Who is responsible for giant heroin haul case?

(VOV) - No one has so far claimed responsibility for the transport of 600 cakes of heroin (229kg) from Vietnam to Taiwan last month.

The heroin haul, estimated at US$300 million, was hidden in empty stereo speakers loaded on an aeroplane transiting through HCM City’s Tan Son Nhat International Airport on November 16.

The consignment was detected by Taiwan customs officers after the plane landed at Taoyuan International Airport in Taipei the following day.

Tran Ma Thong, deputy head of the HCM City Customs Department, told the press on December 2 Tan Son Nhat Airport’s customs officers had properly observed  the procedures required, as the consignment was classified as goods allowed to go through the Green Channel without  scanners.

Although the consignment was not scanned, it was still subject to security checks before being loaded onto the plane, he said.

Thong also explained sniffer dogs were not used in this case, saying “they are only used to detect key consignments on major routes”.

Do Xuan Toan, director of Tan Son Nhat Airport’s Aviation Security Centre, did not reveal any information as the case is under investigation.  

Thanh Nien news wire quoted an anonymous expert, saying Thong’s explanations were not satisfactory.
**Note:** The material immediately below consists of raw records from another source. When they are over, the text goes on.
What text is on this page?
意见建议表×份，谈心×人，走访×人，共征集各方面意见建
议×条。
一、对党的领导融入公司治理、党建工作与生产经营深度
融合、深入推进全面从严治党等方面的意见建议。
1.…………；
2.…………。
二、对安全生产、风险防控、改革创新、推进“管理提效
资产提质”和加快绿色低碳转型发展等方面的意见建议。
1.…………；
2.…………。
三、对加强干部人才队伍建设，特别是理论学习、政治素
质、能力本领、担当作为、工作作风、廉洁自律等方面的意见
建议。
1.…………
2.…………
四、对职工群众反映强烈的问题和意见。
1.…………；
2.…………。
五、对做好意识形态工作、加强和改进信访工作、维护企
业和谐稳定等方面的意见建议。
He said hiding drugs in stereo speakers is the common trick drug traffickers often play on customs officers, and many drug trafficking rings have been burst on HCM City-Taipei route.

In 2007 Tan Son Nhat Airport’s customs officers confiscated more than 2.18kg of heroin kept inside two stereo speakers due to be transported to Taiwan.

A year later they seized a consignment of more than 800,000 Methamphetamine tablets hidden in 24 stereo speakers transported from Taiwan to HCM City.  

“Any consignments on this route should have been put under the microscope,” the anonymous expert said.